Can the landlord really recapture my office space and relocate my company arbitrarily?  Unfortunately they can – if that is how your lease reads. If this provision is absent or diluted, great.  Realistically speaking, many consumers when unrepresented in the market do not pay much attention to this important lease clause.   We do.

A commercial tenant invests precious time to locate the right facility for their needs.  They negotiate the transaction, balance the lease provisions, take occupancy, plant roots and so forth – just to be displaced by the landlord mid-term? That’s not what you bargained for. Well, sometimes it is. Office leases frequently include a provision that permits the landlord to relocate the tenant within the building or business park.

Why would a tenant want to be subjected to this power of the landlord? They wouldn’t, but sometimes they must.

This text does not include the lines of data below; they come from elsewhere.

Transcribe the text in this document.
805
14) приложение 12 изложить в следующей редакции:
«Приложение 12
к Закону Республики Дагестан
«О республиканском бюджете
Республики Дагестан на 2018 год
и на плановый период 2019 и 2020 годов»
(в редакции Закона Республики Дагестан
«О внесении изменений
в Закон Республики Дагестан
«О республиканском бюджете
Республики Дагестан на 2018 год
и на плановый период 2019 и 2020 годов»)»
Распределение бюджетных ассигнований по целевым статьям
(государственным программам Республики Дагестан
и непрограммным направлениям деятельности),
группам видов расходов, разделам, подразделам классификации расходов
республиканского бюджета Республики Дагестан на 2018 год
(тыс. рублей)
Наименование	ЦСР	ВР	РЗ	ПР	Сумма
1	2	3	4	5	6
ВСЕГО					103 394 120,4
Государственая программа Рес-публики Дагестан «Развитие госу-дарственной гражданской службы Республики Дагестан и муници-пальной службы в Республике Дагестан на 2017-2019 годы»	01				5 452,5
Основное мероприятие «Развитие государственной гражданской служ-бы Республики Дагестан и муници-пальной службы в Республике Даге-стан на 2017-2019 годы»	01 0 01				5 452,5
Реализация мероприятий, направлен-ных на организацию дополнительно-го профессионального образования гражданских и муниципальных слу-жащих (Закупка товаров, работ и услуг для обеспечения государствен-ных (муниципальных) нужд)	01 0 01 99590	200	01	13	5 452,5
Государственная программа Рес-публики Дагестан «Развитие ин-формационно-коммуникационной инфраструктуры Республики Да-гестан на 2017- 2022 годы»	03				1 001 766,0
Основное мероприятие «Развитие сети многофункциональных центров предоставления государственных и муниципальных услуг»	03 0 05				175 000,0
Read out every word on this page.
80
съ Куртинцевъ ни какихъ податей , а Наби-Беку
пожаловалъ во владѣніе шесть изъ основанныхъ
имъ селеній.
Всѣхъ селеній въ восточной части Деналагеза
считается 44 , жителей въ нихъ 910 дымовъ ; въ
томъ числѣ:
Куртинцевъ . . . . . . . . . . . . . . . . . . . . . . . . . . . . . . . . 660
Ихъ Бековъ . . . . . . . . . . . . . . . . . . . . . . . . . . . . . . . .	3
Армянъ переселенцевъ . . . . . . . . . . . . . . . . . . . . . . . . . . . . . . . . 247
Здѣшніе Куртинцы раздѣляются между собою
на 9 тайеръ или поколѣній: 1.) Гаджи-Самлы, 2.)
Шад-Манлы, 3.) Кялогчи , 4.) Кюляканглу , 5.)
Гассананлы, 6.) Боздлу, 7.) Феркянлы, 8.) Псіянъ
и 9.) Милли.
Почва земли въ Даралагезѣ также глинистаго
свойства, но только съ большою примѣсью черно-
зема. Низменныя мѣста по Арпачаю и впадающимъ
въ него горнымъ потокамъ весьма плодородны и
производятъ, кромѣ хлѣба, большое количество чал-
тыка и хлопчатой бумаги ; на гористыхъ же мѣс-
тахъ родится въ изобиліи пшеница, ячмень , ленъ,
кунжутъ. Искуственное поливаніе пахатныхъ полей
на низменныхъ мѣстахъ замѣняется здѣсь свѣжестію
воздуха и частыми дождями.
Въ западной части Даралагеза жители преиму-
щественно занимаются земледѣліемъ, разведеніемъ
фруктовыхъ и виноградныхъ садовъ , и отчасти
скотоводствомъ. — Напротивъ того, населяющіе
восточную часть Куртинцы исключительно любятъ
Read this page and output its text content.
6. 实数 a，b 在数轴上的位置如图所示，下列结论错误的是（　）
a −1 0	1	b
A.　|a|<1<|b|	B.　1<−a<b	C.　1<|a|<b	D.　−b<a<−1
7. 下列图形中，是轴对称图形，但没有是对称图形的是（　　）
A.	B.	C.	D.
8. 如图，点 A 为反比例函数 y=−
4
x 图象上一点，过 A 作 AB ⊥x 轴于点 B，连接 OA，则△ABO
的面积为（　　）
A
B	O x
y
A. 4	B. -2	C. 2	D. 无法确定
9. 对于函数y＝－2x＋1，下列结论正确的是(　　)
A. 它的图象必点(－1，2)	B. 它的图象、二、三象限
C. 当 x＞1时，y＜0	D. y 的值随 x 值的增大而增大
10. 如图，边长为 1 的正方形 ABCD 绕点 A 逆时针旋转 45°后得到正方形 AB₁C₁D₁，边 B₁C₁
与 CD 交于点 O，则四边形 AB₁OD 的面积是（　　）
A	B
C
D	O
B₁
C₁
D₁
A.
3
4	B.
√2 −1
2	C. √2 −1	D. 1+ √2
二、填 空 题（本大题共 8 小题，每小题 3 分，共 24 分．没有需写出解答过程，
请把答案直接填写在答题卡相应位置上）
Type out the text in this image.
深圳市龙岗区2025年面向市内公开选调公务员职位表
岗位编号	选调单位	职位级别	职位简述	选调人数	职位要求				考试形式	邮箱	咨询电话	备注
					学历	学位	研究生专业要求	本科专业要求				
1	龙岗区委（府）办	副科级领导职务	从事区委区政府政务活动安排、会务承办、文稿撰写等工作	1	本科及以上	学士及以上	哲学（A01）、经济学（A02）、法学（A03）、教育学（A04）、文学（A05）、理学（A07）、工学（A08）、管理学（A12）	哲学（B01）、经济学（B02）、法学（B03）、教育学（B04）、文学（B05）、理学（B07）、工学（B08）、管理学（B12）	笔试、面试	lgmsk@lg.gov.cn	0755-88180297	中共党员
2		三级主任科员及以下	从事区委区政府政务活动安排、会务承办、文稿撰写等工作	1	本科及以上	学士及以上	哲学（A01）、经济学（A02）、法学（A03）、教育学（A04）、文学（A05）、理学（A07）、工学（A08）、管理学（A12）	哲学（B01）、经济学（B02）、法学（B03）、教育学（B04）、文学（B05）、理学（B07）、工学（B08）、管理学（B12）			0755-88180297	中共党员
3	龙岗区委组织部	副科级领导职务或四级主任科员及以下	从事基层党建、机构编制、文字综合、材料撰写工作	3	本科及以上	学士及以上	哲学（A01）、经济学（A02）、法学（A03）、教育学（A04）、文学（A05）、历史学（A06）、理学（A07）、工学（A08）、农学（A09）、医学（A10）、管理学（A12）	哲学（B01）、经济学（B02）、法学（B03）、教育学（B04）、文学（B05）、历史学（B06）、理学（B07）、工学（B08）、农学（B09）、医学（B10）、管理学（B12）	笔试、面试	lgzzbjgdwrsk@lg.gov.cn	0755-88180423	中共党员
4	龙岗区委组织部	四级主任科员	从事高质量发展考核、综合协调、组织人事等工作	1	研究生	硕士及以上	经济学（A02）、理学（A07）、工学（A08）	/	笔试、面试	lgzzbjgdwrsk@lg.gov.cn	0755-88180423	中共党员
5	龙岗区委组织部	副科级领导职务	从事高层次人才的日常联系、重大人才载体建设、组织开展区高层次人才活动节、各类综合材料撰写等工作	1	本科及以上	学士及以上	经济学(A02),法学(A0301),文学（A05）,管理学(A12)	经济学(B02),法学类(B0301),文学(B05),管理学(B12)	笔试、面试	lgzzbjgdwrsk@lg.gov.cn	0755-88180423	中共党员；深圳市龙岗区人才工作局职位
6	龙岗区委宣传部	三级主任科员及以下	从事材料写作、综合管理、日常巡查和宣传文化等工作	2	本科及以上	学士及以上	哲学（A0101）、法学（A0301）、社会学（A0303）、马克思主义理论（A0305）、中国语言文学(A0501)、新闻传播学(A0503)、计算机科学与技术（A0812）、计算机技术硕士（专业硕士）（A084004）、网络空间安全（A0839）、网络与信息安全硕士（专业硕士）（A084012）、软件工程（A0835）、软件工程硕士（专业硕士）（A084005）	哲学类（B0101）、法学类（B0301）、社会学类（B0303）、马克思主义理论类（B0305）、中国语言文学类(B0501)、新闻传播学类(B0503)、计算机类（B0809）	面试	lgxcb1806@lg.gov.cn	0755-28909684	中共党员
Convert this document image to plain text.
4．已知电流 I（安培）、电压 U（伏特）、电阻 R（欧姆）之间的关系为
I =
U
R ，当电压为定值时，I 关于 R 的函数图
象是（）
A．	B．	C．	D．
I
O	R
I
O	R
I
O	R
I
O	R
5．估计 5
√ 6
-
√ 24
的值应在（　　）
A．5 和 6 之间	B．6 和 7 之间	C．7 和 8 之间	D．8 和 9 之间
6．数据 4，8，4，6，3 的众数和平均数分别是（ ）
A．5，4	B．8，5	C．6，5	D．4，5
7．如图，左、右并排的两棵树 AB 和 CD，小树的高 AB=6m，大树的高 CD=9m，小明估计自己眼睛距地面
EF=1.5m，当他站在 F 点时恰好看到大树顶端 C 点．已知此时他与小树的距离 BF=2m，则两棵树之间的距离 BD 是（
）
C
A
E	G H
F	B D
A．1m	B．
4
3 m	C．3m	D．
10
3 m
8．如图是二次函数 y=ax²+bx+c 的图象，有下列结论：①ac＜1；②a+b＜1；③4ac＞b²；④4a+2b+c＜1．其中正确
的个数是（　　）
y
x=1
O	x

That said, Landlords may insist on retaining this right, but we can neutralize it.

As a Tenant Representative, I try to bring my clients’ attention to clauses like this and other potential pitfalls. Naturally, the best thing that we can do is strike the clause entirely. The problem is that many institutional landlords want to retain this right in the event they have an opportunity to lease a large block of space to a ‘credit tenant’ for a long-term, and do not want to be prevented from capitalizing on this potential opportunity because a portion of the subject space is encumbered by an existing lease (or lease rights).

It’s important to Landlords to maintain control of space in their building to accommodate tenants with the strongest financial positions. This applies to tenants in existing space on site and prospective new tenants. One way that an asset increases in value is based on the financial strength of its tenants.  Therefore, when a landlord has opportunities to bolster its rent roll with ‘credit tenants’, they try to do so whenever possible. But what about the local or regional tenants’ interests? This is secondary to many institutional and local landlords. That said, the lease will govern – and this is why tenants must know the content of their leases and negotiate the most favorable terms achievable up front so they are not at their landlord’s mercy later.

These clauses often include provisions where the landlord is responsible for relocating the tenant’s furniture and possibly replacing some printed materials, but what about the voice and data lines? What about marketing material beyond letterhead, envelopes and business cards? What about the substitute premises? Will it be equivalent, superior or inferior? What about its window-line? Its views? Its condition? Its location on site?

How about its cost? What if the substitute premises is larger?  Will you be charged for the larger space going forward even though this was not your choice and not in your company’s budget, or will the landlord only charge you based on the square footage of the original premises that you leased?  It’s up you and your advisors to establish favorable or at least balanced terms for this potential future relocation.

Odds are that your landlord will never exercise this right, but they could – and this is why you must secure the most favorable terms achievable in your lease. An expert Tenant Representative can help you do this, and a Florida commercial real estate attorney can also be a great resource to help you balance or strike a provision like this.